Dimuat di Kabar Madura, Rabu 30 Mei 2018
Judul : 17 Tahun Itu Bikin Pusing!
Penulis : Maya Lestari GF
Penerbit : Pastel Books
Cetakan : Pertama, Januari 2018
Tebal : 220 halaman
ISBN : 978-602-6716-08-8
Peresensi : Ratnani Latifah. Alumni Universitas
Islam Nahdlatul Ulama, Jepara
Mengambil tema remaja, novel ini termasuk kategori
ringan. Gaya bahasanya sederhana, sehingga asyik dibaca tanpa perlu berpikir
keras. Eksekusi cerita pun tidak diragukan lagi. Manis dan menghentak. Penulis
asal Padang yang memang sudah memiliki jam terbang tinggi dalam karir
menulisnya, menghadirkan kisah yang sederhana, namun sangat menyentuh dari
berbagai sisi. Dalam buku ini kita akan dihibur dengan kisah perjuangan para remaja
yang ingin diakui kemampuannya. Tentang mimpi, persaingan, jurnalistik,
persahabatan, dan tidak ketinggalan bumbu cinta yang semakin membuat kisah ini
seru.
Bagi Andriana Tasanee—atau kerap dipanggil
Nana—menjadi pemred Majalah Finia di sekolahnya, Visi Andalas adalah mimpinya
sejak SMP. Karena dengan menduduki jabatan itu berbagai kesempatan emas akan
dia dapat. Dari acara bergengsi seperti
festival film, sastra, sampai aneka kegiatan remaja berprestasi. Bisa mengikuti
forum editor di Sumbar. Serta tidak ketinggalan adalah jabatan itu bisa membuka
pintu masuk Perguruan Tinggi terkemuka di negeri ini (hal 11).

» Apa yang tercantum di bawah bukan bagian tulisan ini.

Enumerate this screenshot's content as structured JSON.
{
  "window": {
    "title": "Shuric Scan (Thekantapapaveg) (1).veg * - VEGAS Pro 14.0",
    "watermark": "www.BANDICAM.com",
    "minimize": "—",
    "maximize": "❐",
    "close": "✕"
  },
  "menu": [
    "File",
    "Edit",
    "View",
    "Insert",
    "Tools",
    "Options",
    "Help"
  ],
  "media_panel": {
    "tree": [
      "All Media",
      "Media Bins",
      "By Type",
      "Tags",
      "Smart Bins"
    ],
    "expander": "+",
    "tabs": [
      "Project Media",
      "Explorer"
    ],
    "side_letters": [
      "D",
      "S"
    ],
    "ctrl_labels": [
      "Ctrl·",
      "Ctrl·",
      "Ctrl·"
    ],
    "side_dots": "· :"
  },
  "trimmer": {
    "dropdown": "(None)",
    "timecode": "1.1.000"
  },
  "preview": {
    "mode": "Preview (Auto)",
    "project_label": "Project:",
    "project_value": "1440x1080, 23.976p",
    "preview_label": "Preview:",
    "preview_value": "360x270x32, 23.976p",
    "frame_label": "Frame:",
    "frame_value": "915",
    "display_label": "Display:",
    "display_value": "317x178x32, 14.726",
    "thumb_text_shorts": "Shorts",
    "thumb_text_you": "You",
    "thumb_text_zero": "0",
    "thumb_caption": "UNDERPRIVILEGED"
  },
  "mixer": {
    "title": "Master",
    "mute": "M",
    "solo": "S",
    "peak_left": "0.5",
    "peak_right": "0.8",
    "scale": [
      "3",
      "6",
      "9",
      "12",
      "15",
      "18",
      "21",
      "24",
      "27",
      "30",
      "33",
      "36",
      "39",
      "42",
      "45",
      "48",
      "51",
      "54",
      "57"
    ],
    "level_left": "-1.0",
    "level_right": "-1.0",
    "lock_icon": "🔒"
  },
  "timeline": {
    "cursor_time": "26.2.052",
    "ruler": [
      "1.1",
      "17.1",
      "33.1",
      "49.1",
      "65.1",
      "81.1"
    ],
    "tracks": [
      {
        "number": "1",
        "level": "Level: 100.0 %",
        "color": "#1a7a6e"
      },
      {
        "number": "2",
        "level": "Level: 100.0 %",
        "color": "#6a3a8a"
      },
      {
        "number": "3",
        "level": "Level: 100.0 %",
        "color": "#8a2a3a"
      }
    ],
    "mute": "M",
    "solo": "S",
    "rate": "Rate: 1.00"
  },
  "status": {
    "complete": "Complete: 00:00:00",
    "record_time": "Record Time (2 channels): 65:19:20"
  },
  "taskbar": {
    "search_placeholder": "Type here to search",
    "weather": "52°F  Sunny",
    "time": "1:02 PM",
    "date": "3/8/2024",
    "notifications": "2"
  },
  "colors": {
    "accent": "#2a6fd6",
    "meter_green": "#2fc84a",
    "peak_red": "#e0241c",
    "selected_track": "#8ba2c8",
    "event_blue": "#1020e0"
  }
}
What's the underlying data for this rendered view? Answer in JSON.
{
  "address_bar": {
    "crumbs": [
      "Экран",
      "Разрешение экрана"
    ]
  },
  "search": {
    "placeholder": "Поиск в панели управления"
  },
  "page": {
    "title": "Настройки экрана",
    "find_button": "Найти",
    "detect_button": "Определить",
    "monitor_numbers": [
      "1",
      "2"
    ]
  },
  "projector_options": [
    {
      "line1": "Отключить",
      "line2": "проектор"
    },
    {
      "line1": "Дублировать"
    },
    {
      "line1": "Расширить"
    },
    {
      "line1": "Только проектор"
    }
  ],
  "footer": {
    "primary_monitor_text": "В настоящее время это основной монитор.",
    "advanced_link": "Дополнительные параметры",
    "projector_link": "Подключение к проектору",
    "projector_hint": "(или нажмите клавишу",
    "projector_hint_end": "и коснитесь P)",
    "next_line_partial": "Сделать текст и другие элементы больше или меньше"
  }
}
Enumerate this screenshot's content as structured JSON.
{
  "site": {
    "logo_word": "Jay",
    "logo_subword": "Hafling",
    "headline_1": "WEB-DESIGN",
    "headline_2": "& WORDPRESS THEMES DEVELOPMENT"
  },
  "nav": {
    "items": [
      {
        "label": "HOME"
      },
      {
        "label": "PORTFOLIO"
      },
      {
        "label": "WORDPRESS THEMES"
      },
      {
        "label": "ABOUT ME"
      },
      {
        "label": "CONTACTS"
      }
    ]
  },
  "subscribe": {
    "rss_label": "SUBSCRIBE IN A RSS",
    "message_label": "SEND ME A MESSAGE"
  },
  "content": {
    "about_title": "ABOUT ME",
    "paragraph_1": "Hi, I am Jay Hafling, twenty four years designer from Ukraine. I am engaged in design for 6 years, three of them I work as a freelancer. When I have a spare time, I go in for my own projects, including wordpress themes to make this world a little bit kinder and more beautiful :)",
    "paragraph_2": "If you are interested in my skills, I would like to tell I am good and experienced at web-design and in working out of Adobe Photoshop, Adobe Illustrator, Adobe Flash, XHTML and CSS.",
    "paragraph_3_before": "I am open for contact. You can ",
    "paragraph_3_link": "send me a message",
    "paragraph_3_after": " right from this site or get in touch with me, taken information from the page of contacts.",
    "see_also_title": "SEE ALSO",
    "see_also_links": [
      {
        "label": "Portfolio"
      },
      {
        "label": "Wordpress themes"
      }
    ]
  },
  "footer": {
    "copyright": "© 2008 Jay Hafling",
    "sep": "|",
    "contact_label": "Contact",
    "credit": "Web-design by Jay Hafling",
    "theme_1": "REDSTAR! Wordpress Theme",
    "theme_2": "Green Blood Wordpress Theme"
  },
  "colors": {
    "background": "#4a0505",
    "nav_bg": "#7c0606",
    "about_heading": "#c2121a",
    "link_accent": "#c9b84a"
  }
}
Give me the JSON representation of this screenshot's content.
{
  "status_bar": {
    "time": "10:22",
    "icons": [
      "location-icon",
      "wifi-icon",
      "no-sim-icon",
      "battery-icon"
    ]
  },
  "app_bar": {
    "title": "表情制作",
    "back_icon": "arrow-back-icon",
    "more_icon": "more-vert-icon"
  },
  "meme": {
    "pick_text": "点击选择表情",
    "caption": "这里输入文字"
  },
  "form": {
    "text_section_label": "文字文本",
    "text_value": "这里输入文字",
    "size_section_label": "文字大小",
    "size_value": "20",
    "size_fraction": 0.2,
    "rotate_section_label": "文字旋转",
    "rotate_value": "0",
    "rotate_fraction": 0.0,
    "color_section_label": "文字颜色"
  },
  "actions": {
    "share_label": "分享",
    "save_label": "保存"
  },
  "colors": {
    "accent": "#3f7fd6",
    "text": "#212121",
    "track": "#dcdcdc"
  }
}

Untuk mendapat jabatan itu, dia harus bersaing
dengan Amanda Rusli. Sosok yang sejak awal tidak pernah dia sukai, karena gadis
itu selalu menempel pada Sani, sahabatnya—yang diam-diam Nana sukai. Nana yang
awalnya sudah sangat yakin bahwa dirinya akan menjadi pemenang, ternyata
kenyataan yang ada malah sebaliknya. Dia
kalah. Amanda-lah yang terpilih sebagai pemred Majalah Finia.
Kenyataan itu tentu saja membuat Nana kecewa.
Apalagi dia tahu bahwa sahabatnya, Sani ternyata lebih memilih memberikan hak
suaranya pada Amanda dibanding dirinya. Di sini Nana merasa dikhianati. Tapi
tetap saja dia tidak bisa mengubah keputusan yang ada.
Tidak hanya gagal menjadi pemred, karena kejadian yang
tidak terduga, Nana harus menerima detensi membersihkan toilet, dan bahkan
masuk di Finia sebagai siswi paling malang dan berakhir dimusuhi seantero
sekolah. Dia dinggap sebagai orang yang
tidak bisa menerima kekalahan dan iri dengan prestasi Amanada.
Beruntung dia memiliki sahabat seperti Sonia, yang
selalu setia dan terus memberi dukungan pada Nana. “Orang-orang hebat selalu
menemui masa-masa gelap dalam hidupnya. Dikalahkan. Ditinggalkan. Tapi, yang
bikin mereka beda adalah enggak berhenti. Mereka tetap berjuang mencapai
cita-cita. Semakin kuat dijatuhkan ke lantai, semakin tinggi pantulannya.
Enggak usah pikiran kata orang. Fokus saja ke impianmu.” (hal 60).
Selain itu ada pula kakaknya, Rifat yang tidak segan
memberi nasihat pada adiknya agar mau intropeksi diri. Belajar dari berbagai
kejadian yang telah menimpanya dan mulai
memperbaiki diri.
“Satu-satunya cara untuk berhasil adalah dengan
menaklukkan diri sendiri. Buatlah prestasi setinggi mungkin, tapi tetaplah
rendah hati! Jangan harap kamu bisa sukses suatu hari nanti, jika kamu selalu
keras kepala. Bagaimanapun, orang-orang berhasil selalu punya ciri khusus :
rendah hati dan enggak kenal kata menyerah.” (hal 87-88).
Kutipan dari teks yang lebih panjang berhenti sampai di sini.